A Canadian denim retailer that manufactures and distributes denim goods

savings opportunities identified
pain points addressed by proposed solutions


The client experienced a sharp increase in D2C business through e-commerce and retail partners. Growth-driven complexity compounded by broken processes and undefined rules resulted in ~$7M in excess inventory. This created cash flow challenges and exposed inefficient inventory planning, forecasting, & management (IPFM) practices. The client required an assessment of their current IPFM processes and a roadmap to evolve, standardize, and optimize the current state with a strong focus on technologies enabling this transformation.   

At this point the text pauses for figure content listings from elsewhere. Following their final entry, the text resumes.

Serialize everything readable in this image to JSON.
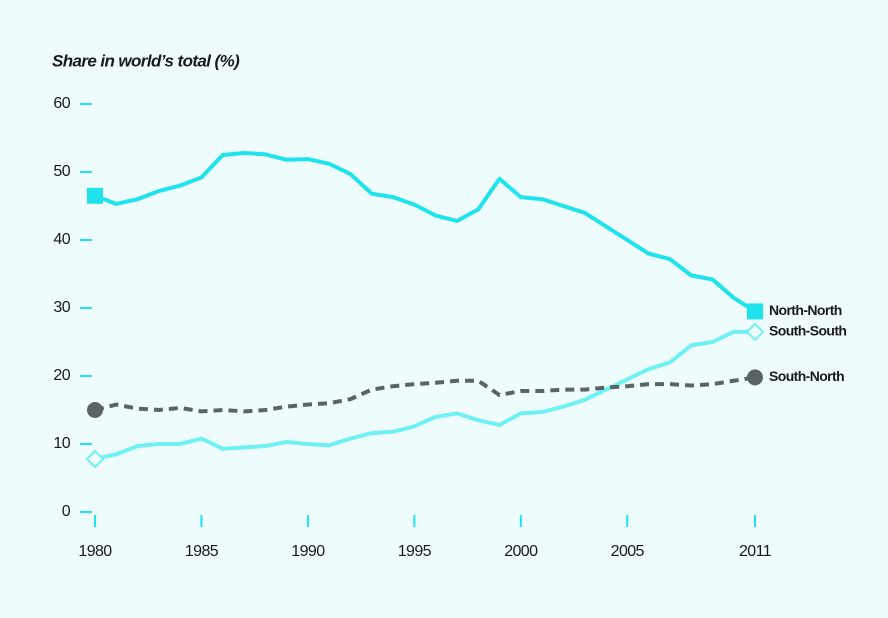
{
  "chart_data": {
    "type": "line",
    "y_label": "Share in world’s total (%)",
    "x": [
      1980,
      1981,
      1982,
      1983,
      1984,
      1985,
      1986,
      1987,
      1988,
      1989,
      1990,
      1991,
      1992,
      1993,
      1994,
      1995,
      1996,
      1997,
      1998,
      1999,
      2000,
      2001,
      2002,
      2003,
      2004,
      2005,
      2006,
      2007,
      2008,
      2009,
      2010,
      2011
    ],
    "xlim": [
      1980,
      2011
    ],
    "xticks": [
      1980,
      1985,
      1990,
      1995,
      2000,
      2005,
      2011
    ],
    "ylim": [
      0,
      60
    ],
    "yticks": [
      0,
      10,
      20,
      30,
      40,
      50,
      60
    ],
    "series": [
      {
        "name": "North-North",
        "color": "#1fe3ec",
        "line_style": "solid",
        "marker": "square",
        "values": [
          46.5,
          45.3,
          46.0,
          47.2,
          48.0,
          49.2,
          52.5,
          52.8,
          52.6,
          51.8,
          51.9,
          51.2,
          49.7,
          46.8,
          46.3,
          45.2,
          43.6,
          42.8,
          44.5,
          49.0,
          46.3,
          46.0,
          45.0,
          44.0,
          42.0,
          40.0,
          38.0,
          37.2,
          34.8,
          34.2,
          31.5,
          29.5
        ]
      },
      {
        "name": "South-South",
        "color": "#6ff1f3",
        "line_style": "solid",
        "marker": "diamond",
        "values": [
          7.8,
          8.5,
          9.7,
          10.0,
          10.0,
          10.8,
          9.3,
          9.5,
          9.7,
          10.3,
          10.0,
          9.8,
          10.8,
          11.6,
          11.8,
          12.6,
          14.0,
          14.5,
          13.5,
          12.8,
          14.5,
          14.7,
          15.5,
          16.5,
          18.0,
          19.5,
          21.0,
          22.0,
          24.5,
          25.0,
          26.5,
          26.5
        ]
      },
      {
        "name": "South-North",
        "color": "#5a6464",
        "line_style": "dashed",
        "marker": "circle",
        "values": [
          15.0,
          15.8,
          15.2,
          15.0,
          15.3,
          14.8,
          15.0,
          14.8,
          15.0,
          15.5,
          15.8,
          16.0,
          16.6,
          18.0,
          18.5,
          18.8,
          19.0,
          19.3,
          19.3,
          17.2,
          17.8,
          17.8,
          18.0,
          18.0,
          18.3,
          18.5,
          18.8,
          18.8,
          18.6,
          18.8,
          19.3,
          19.8
        ]
      }
    ]
  }
}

To identify the root causes of the pain points within the IPFM processes, our team conducted interviews with key stakeholders across all departments involved to develop an enterprise process map. This shed light on the interdepartmental dependencies, conflicting measures of success in each department, siloed operations and communication gaps, as well as unclear roles and process ownership. This exercise also revealed low operational maturity with the use of outdated technologies and highly manual processes, resulting in data integrity issues, and more time spent gathering information than analyzing it to support data-driven decisions. Additionally, a review of the inventory and product mix revealed that a subset of SKUs made up the majority of sales, creating an opportunity to reduce the product set, streamline production, and simplify processes from design to postsale activities. Through this 4-week engagement, The Poirier Group provided the client with:  

  • An enterprise process map review session that facilitated knowledge sharing between siloed departments, providing the organization with a holistic view of the process and interdepartmental dependencies 
  • A sequenced technology roadmap outlining technology enablement priorities such as workflow automation through RPA, business intelligence reporting implementation, and infrastructure modernization, focused on leveraging existing technology and reducing manual effort to enable time reallocation to strategic activities to build the business 
  • A high-level assortment rationalization to identify the most profitable products and develop a markdown strategy to improve the client’s inventory position  

Value Created

After this engagement, the client was equipped with a prioritized roadmap of six programs, sequenced to address the most pressing issues first, including: 

  • A technology-focused program equipped with a strategic roadmap to unlock $0.5M in savings, achieved through the elimination of manual tasks, enhanced data accessibility, and harnessing the full functionality of existing systems 
  • Three programs addressing organizational alignment and strategic development, poised to yield over $1.1M in savings through defining strategic objectives, aligning departmental KPIs accordingly, and optimizing resource allocation by streamlining roles and responsibilities 
  • Two inventory-focused programs projected to deliver over $1.7M in savings through a SKU rationalization process to refine product assortments as well as optimized workflows aimed at accelerating product development cycles and driving operational efficiencies 
When analyzing net sales by style, it was found that only a small subset of styles make up the majority of sales, revealing an opportunity to shrink the client’s product line and reduce complexity.